作者いわく「集大成」として作られた大河歴史浪漫ファンタジーSRPG。 本作はゲームであり、またファンタジーであるが、自分がやった作品の中では圧倒的なリアリティがあり、現実の重みというのをとても感じさせた。 「戦争をするな」「殺戮兵器を使うな」と言葉で言うのは簡単だが、それを真に伝えるのは難しい。 グレイメルカの最大の見所はそういったことを言葉で教えられるのではなく、物語を通して感じさせてくれることだ。
Ver0.7時点で一度クリアし、Ver1.0になってから完成してもう一度再クリアいたしました。
ゲームプレイの利便性は格段に向上し、グラフィックも美麗に生まれ変わりました。
個人的にクレミトやマテルは前回の方が好きなのだけど、ファテナ姫とかグレミア双子の美人っぷりがすごい。
ハッキリ言って隙のないSRPGです。耳に残る名曲もありながら戦闘アニメーションはちゃんと動き、絵も上質でありながらなによりシナリオが素晴らしい。
エンディングもちゃんとキャラ全員のエピローグを完備しており、読後の満足感も随一。
ここまでやる作品ってなかなかありません。
内容に関してネタバレ無しで言及すると、本当に一言感想の通りなんですよ。
クレンフゥやカピンのようなギャグ要因の馬鹿はいるけれども、それでも現実的な側面が強い。(理由は後述)
プレイ時間は長いけれども、名作を求める人にはぜひともやってみてほしい作品です。
ノーマルモードならまだ楽にクリアできるはず……。
以下、少しだけネタバレ含む内容の感想。
個人的なブログの文章の大半そのまま引用する形となります。
同じ文を何処かで見かけた場合は本人なのでご安心ください。
どこまでいっても人間の物語だった。
ファンタジーな世界だが、ファンタジーじゃない。
唐突に未知の敵が現れるわけではなく、戦う相手は人同士。
それぞれの人物像や展開模様に繋がりがあり、作者の無理矢理な意図を感じさせない作りは見事。
それはまるで、ひとつの歴史を見ているかのように。
グレイメルカの展開っていうのは何も驚くようなことはほとんどない。
どれも、我々がいる現実の歴史上での出来事を彷彿させるような展開で構成されている。
けれども面白い。 だからこそ面白い。
なにより考えさせられるのはタイトルにもなっている「グレイメルカ」だ。
細菌兵器としてのそれは、現実でいうところのベトナム戦争の枯葉剤、第二次世界大戦での原爆に近いものを感じさせる。
また、戦争以外で言うと水俣病も思い出す。
細菌兵器を用いない戦争に関しては、「戦争をしてはいけない」という気持ちよりもやるせない気持ちのほうが強かった。
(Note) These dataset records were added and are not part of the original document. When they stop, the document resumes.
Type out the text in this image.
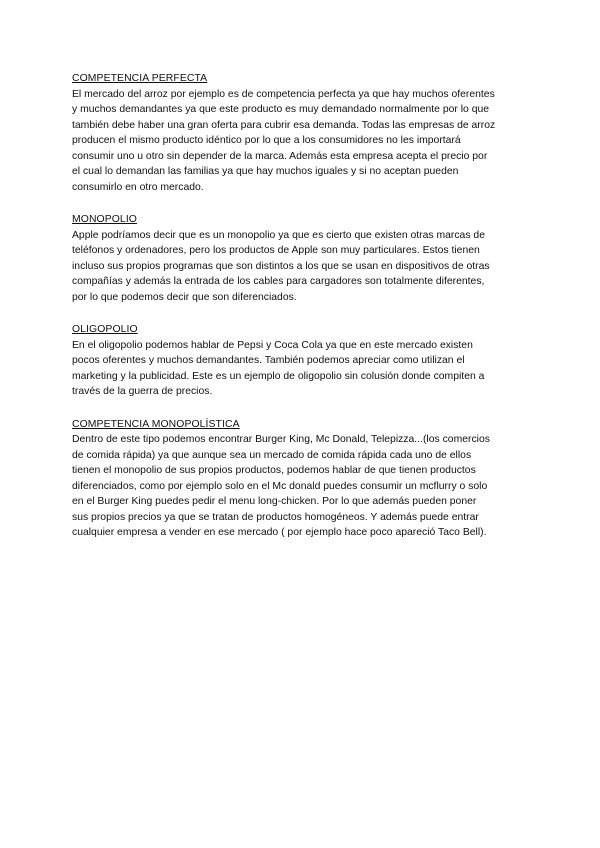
COMPETENCIA PERFECTA

El mercado del arroz por ejemplo es de competencia perfecta ya que hay muchos oferentes
y muchos demandantes ya que este producto es muy demandado normalmente por lo que
también debe haber una gran oferta para cubrir esa demanda. Todas las empresas de arroz
producen el mismo producto idéntico por lo que a los consumidores no les importará
consumir uno u otro sin depender de la marca. Además esta empresa acepta el precio por
el cual lo demandan las familias ya que hay muchos iguales y si no aceptan pueden
consumirlo en otro mercado.

MONOPOLIO

Apple podríamos decir que es un monopolio ya que es cierto que existen otras marcas de
teléfonos y ordenadores, pero los productos de Apple son muy particulares. Estos tienen
incluso sus propios programas que son distintos a los que se usan en dispositivos de otras
compañías y además la entrada de los cables para cargadores son totalmente diferentes,
por lo que podemos decir que son diferenciados.

OLIGOPOLIO

En el oligopolio podemos hablar de Pepsi y Coca Cola ya que en este mercado existen
pocos oferentes y muchos demandantes. También podemos apreciar como utilizan el
marketing y la publicidad. Este es un ejemplo de oligopolio sin colusión donde compiten a
través de la guerra de precios.

COMPETENCIA MONOPOLÍSTICA

Dentro de este tipo podemos encontrar Burger King, Mc Donald, Telepizza...(los comercios
de comida rápida) ya que aunque sea un mercado de comida rápida cada uno de ellos
tienen el monopolio de sus propios productos, podemos hablar de que tienen productos
diferenciados, como por ejemplo solo en el Mc donald puedes consumir un mcflurry o solo
en el Burger King puedes pedir el menu long-chicken. Por lo que además pueden poner
sus propios precios ya que se tratan de productos homogéneos. Y además puede entrar
cualquier empresa a vender en ese mercado ( por ejemplo hace poco apareció Taco Bell).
敵を殺すのも、戦争を仕掛けるのも多い作品だが、それにはそこに至る理由というのがしっかりと描写されており一言に否定できるものではなかった。
ただただ、悲しい。 「戦争をしてはいけない」というより、「戦争は悲しい」というのが彷彿させられた。
(ハルカのデミライトを守るための人殺しや、フィアカルタの復讐心、カレンケェスの怨念など)
ただ、はっきりと、細菌兵器のような後世にまで影響をおよぼすようなものは決して認めてはいけないと強く思った。
そして、復讐のために利用されるキルスイハと、それと対になるハルカの立ち位置が絶妙。
未だに現実で解決できていない様々な国際問題がこの作品で浮かび上がってきていたのだ。
そういった面で言うと、人種の違いもとても良く描き分けられていたと思う。
ビジュアル的なところでは髪の色。 性格的な面でもそれぞれ国によって特徴が異なっているのがはっきりと分かる。
そういった細かいところが本作のリアリティをより強めていく。
確かに突っ込みどころはいろいろあるかもしれないが、そういった無粋な気持ちが沸かないほどに熱中してしまった。
逆に、それ故の欠点も確かにあった。
あまりにもの深い重みにより、爽快感というのはほとんどない。 しかしそれは作品のテーマとしては正しいのかもしれない。
敵に勝っても、復讐ができても、ただただ悲しいのだ。 戦いの先に見えてくるのが悲しみしかないというのが物語を通して伝わってきた。
けれども、過ちを繰り返さないためにもグレイメルカを通して我々は学ぶことが出来る。
命の大切さを物語で描き切った本作を傑作と言わずして何を傑作と言えようか。